As of June 15th the bag and possession limit for King Salmon has been increased to 3 for Alaska residents. Non-residents are allowed one King salmon a day, with the annual limit increased to 4. All king salmon must be 28 inches or greater in length.
King fishing continues to be productive for private anglers this year with charter effort beginning to pick up. Based on marine sport catch sampling, more fish are being caught and requiring less effort than previous weeks. During the marine catch sampling period of June 8th through June 14th, king salmon were harvested primarily from Outer Sitka Sound, Vitskari Rocks, and Salisbury sound. King salmon fishing in Sitka area waters should continue to improve through late June.
Several other salmon runs are beginning to return to Sitka. In the past week anglers have spotted Pinks, Chum, and Coho, though each in very low numbers. As the season progresses, these fish will begin to seen in much greater numbers as they move closer to shore.
Halibut fishing has been slow for private anglers, but this is likely due to most anglers focusing on the king run. During the marine catch sampling period of June 8th through June 14th most halibut were harvested off of Cape Edgecumbe and in Salisbury Sound. Halibut fishing in Sitka area waters typically begins to pick up by late June or early July.
Sport fishing for lingcod has been average this season. Try fishing near pinnacles and structure with large lead/rubber or metal jigs.
In 2020 Demersal Shelf Rockfish fishing is closed. This subset of nonpelagic rockfish includes Yelloweye, Quillback, China, Tiger, Rosethorn, Copper, and Canary. Fishing for slope rockfish and pelagic species is still open year-round. The department has developed a guide to assist anglers in identifying species groupings here: https://www.adfg.alaska.gov/static/home/pdfs/KeepDontKeepRockfish.pdf
As of 2020, anglers are required to use a rockfish release device to return rockfish that are not harvested to the depth of capture or 100 feet, whichever is shallower.

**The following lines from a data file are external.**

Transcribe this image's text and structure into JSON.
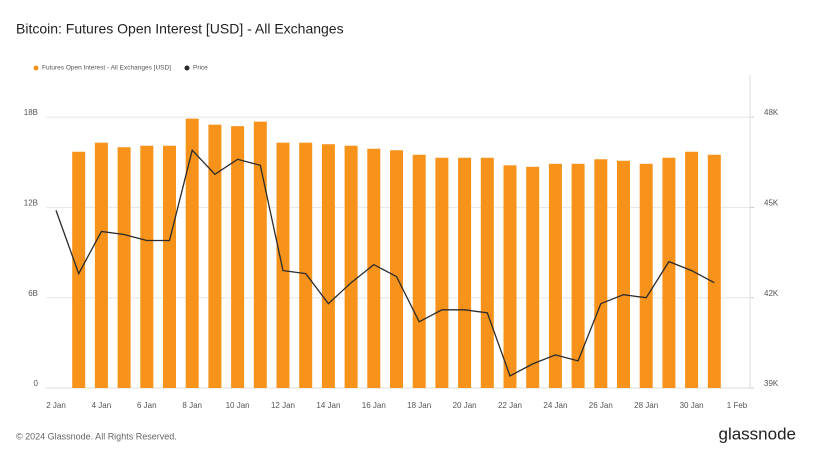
{
  "chart_data": {
    "type": "bar",
    "title": "Bitcoin: Futures Open Interest [USD] - All Exchanges",
    "categories": [
      "2 Jan",
      null,
      "4 Jan",
      null,
      "6 Jan",
      null,
      "8 Jan",
      null,
      "10 Jan",
      null,
      "12 Jan",
      null,
      "14 Jan",
      null,
      "16 Jan",
      null,
      "18 Jan",
      null,
      "20 Jan",
      null,
      "22 Jan",
      null,
      "24 Jan",
      null,
      "26 Jan",
      null,
      "28 Jan",
      null,
      "30 Jan",
      null,
      "1 Feb"
    ],
    "series": [
      {
        "name": "Futures Open Interest - All Exchanges [USD]",
        "type": "bar",
        "color": "#f7931a",
        "values": [
          null,
          15.7,
          16.3,
          16.0,
          16.1,
          16.1,
          17.9,
          17.5,
          17.4,
          17.7,
          16.3,
          16.3,
          16.2,
          16.1,
          15.9,
          15.8,
          15.5,
          15.3,
          15.3,
          15.3,
          14.8,
          14.7,
          14.9,
          14.9,
          15.2,
          15.1,
          14.9,
          15.3,
          15.7,
          15.5,
          null
        ]
      },
      {
        "name": "Price",
        "type": "line",
        "color": "#2b2b2b",
        "axis": "y2",
        "values": [
          44900,
          42800,
          44200,
          44100,
          43900,
          43900,
          46900,
          46100,
          46600,
          46400,
          42900,
          42800,
          41800,
          42500,
          43100,
          42700,
          41200,
          41600,
          41600,
          41500,
          39400,
          39800,
          40100,
          39900,
          41800,
          42100,
          42000,
          43200,
          42900,
          42500,
          null
        ]
      }
    ],
    "ylim": [
      0,
      20.8
    ],
    "yticks": [
      0,
      {
        "value": 6,
        "label": "6B"
      },
      {
        "value": 12,
        "label": "12B"
      },
      {
        "value": 18,
        "label": "18B"
      }
    ],
    "y2lim": [
      39000,
      49400
    ],
    "y2ticks": [
      {
        "value": 39000,
        "label": "39K"
      },
      {
        "value": 42000,
        "label": "42K"
      },
      {
        "value": 45000,
        "label": "45K"
      },
      {
        "value": 48000,
        "label": "48K"
      }
    ],
    "grid": true,
    "legend": "top-left"
  },
  "footer": {
    "copyright": "© 2024 Glassnode. All Rights Reserved.",
    "logo": "glassnode"
  }
}
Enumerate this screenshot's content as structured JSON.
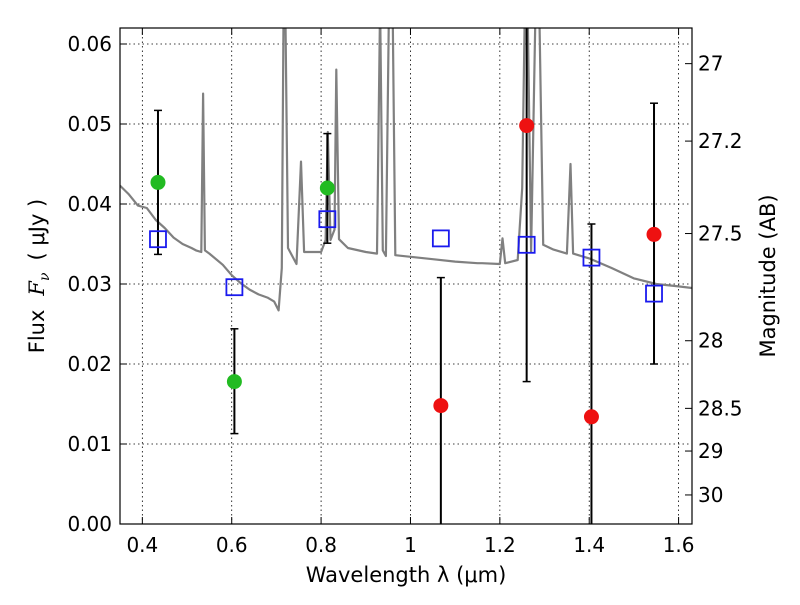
{
  "chart_data": {
    "type": "scatter",
    "xlabel": "Wavelength  λ (μm)",
    "ylabel": "Flux  F_ν  ( μJy )",
    "ylabel_parts": {
      "flux": "Flux",
      "symbol": "F",
      "subscript": "ν",
      "unit": "( μJy )"
    },
    "y2label": "Magnitude (AB)",
    "xlim": [
      0.35,
      1.63
    ],
    "ylim": [
      0.0,
      0.062
    ],
    "grid": true,
    "grid_style": "dotted",
    "x_ticks": [
      {
        "value": 0.4,
        "label": "0.4"
      },
      {
        "value": 0.6,
        "label": "0.6"
      },
      {
        "value": 0.8,
        "label": "0.8"
      },
      {
        "value": 1.0,
        "label": "1"
      },
      {
        "value": 1.2,
        "label": "1.2"
      },
      {
        "value": 1.4,
        "label": "1.4"
      },
      {
        "value": 1.6,
        "label": "1.6"
      }
    ],
    "y_ticks": [
      {
        "value": 0.0,
        "label": "0.00"
      },
      {
        "value": 0.01,
        "label": "0.01"
      },
      {
        "value": 0.02,
        "label": "0.02"
      },
      {
        "value": 0.03,
        "label": "0.03"
      },
      {
        "value": 0.04,
        "label": "0.04"
      },
      {
        "value": 0.05,
        "label": "0.05"
      },
      {
        "value": 0.06,
        "label": "0.06"
      }
    ],
    "y2_ticks": [
      {
        "value": 27.0,
        "label": "27"
      },
      {
        "value": 27.2,
        "label": "27.2"
      },
      {
        "value": 27.5,
        "label": "27.5"
      },
      {
        "value": 28.0,
        "label": "28"
      },
      {
        "value": 28.5,
        "label": "28.5"
      },
      {
        "value": 29.0,
        "label": "29"
      },
      {
        "value": 30.0,
        "label": "30"
      }
    ],
    "colors": {
      "detected": "#22bb22",
      "undetected": "#ee1111",
      "model_photometry": "#1a1aee",
      "spectrum": "#808080",
      "errorbar": "#000000"
    },
    "series": [
      {
        "kind": "observed_flux",
        "points": [
          {
            "x": 0.435,
            "y": 0.0427,
            "err_low": 0.0337,
            "err_high": 0.0517,
            "color": "#22bb22"
          },
          {
            "x": 0.606,
            "y": 0.0178,
            "err_low": 0.0113,
            "err_high": 0.0244,
            "color": "#22bb22"
          },
          {
            "x": 0.814,
            "y": 0.042,
            "err_low": 0.0351,
            "err_high": 0.0488,
            "color": "#22bb22"
          },
          {
            "x": 1.068,
            "y": 0.0148,
            "err_low": 0.0,
            "err_high": 0.0308,
            "color": "#ee1111"
          },
          {
            "x": 1.26,
            "y": 0.0498,
            "err_low": 0.0178,
            "err_high": 0.0625,
            "color": "#ee1111"
          },
          {
            "x": 1.405,
            "y": 0.0134,
            "err_low": 0.0,
            "err_high": 0.0375,
            "color": "#ee1111"
          },
          {
            "x": 1.545,
            "y": 0.0362,
            "err_low": 0.02,
            "err_high": 0.0526,
            "color": "#ee1111"
          }
        ]
      },
      {
        "kind": "model_photometry",
        "marker": "open-square",
        "points": [
          {
            "x": 0.435,
            "y": 0.0356
          },
          {
            "x": 0.606,
            "y": 0.0296
          },
          {
            "x": 0.814,
            "y": 0.0381
          },
          {
            "x": 1.068,
            "y": 0.0357
          },
          {
            "x": 1.26,
            "y": 0.0349
          },
          {
            "x": 1.405,
            "y": 0.0333
          },
          {
            "x": 1.545,
            "y": 0.0288
          }
        ]
      },
      {
        "kind": "model_spectrum",
        "line": [
          [
            0.35,
            0.0423
          ],
          [
            0.37,
            0.0412
          ],
          [
            0.39,
            0.0398
          ],
          [
            0.41,
            0.0395
          ],
          [
            0.43,
            0.038
          ],
          [
            0.45,
            0.037
          ],
          [
            0.47,
            0.0358
          ],
          [
            0.49,
            0.035
          ],
          [
            0.51,
            0.0345
          ],
          [
            0.52,
            0.0342
          ],
          [
            0.532,
            0.034
          ],
          [
            0.536,
            0.0538
          ],
          [
            0.54,
            0.0342
          ],
          [
            0.55,
            0.0338
          ],
          [
            0.58,
            0.0324
          ],
          [
            0.6,
            0.0311
          ],
          [
            0.62,
            0.0301
          ],
          [
            0.64,
            0.0293
          ],
          [
            0.66,
            0.0287
          ],
          [
            0.68,
            0.0283
          ],
          [
            0.695,
            0.0278
          ],
          [
            0.705,
            0.0267
          ],
          [
            0.712,
            0.032
          ],
          [
            0.716,
            0.065
          ],
          [
            0.72,
            0.065
          ],
          [
            0.726,
            0.0345
          ],
          [
            0.745,
            0.0325
          ],
          [
            0.755,
            0.0453
          ],
          [
            0.762,
            0.034
          ],
          [
            0.8,
            0.034
          ],
          [
            0.81,
            0.0355
          ],
          [
            0.815,
            0.049
          ],
          [
            0.821,
            0.0355
          ],
          [
            0.83,
            0.0368
          ],
          [
            0.834,
            0.0568
          ],
          [
            0.84,
            0.0356
          ],
          [
            0.86,
            0.0345
          ],
          [
            0.9,
            0.034
          ],
          [
            0.925,
            0.0338
          ],
          [
            0.932,
            0.065
          ],
          [
            0.938,
            0.0342
          ],
          [
            0.945,
            0.0335
          ],
          [
            0.952,
            0.065
          ],
          [
            0.96,
            0.065
          ],
          [
            0.966,
            0.0336
          ],
          [
            1.0,
            0.0334
          ],
          [
            1.05,
            0.0331
          ],
          [
            1.1,
            0.0328
          ],
          [
            1.15,
            0.0326
          ],
          [
            1.16,
            0.0326
          ],
          [
            1.2,
            0.0325
          ],
          [
            1.206,
            0.0357
          ],
          [
            1.212,
            0.0326
          ],
          [
            1.24,
            0.033
          ],
          [
            1.25,
            0.042
          ],
          [
            1.256,
            0.065
          ],
          [
            1.262,
            0.065
          ],
          [
            1.27,
            0.034
          ],
          [
            1.28,
            0.065
          ],
          [
            1.288,
            0.065
          ],
          [
            1.297,
            0.0349
          ],
          [
            1.32,
            0.0343
          ],
          [
            1.35,
            0.0338
          ],
          [
            1.358,
            0.045
          ],
          [
            1.364,
            0.0338
          ],
          [
            1.4,
            0.0332
          ],
          [
            1.45,
            0.032
          ],
          [
            1.5,
            0.0307
          ],
          [
            1.55,
            0.03
          ],
          [
            1.6,
            0.0297
          ],
          [
            1.63,
            0.0295
          ]
        ]
      }
    ]
  }
}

Please see the “Southeast Alaska Sport Fish Regulation Summary” or visit your local ADF&G office to see examples of rockfish release devices and learn about their use.
Be sure to check your local fishing regulations to be aware of harvest limits and size requirements for shellfish. Be aware that certain types of shellfish in Southeast Alaska have been known to cause Paralytic Shellfish Poisoning (PSP) which can be fatal.
Anglers shrimp fishing are required to obtain a free permit for sport, personal use and subsistence shrimp harvest for each calendar year. 2020 Southeast Shrimp Permits are available online at the ADF&G store or at your local ADF&G office. The shrimp harvest, location, and number of pots pulled must be recorded each day, and the permit must be returned to ADF&G or reported online at the end of the year.
Dolly Varden and Rainbow/Cutthroat Trout
Dolly Varden and Rainbow/cutthroat trout can be targeted year-round and are actively feeding as the water warms up. Fishing is fair right now in fresh waters and also near mouths of streams. Dolly Varden, rainbow trout, and other resident species target pink and chum fry as they migrate and exit streams.
There are also several lakes on the Sitka Road System that contain rainbow, cutthroat and brook trout, as well as grayling and Dolly Varden see the interactive map for more details.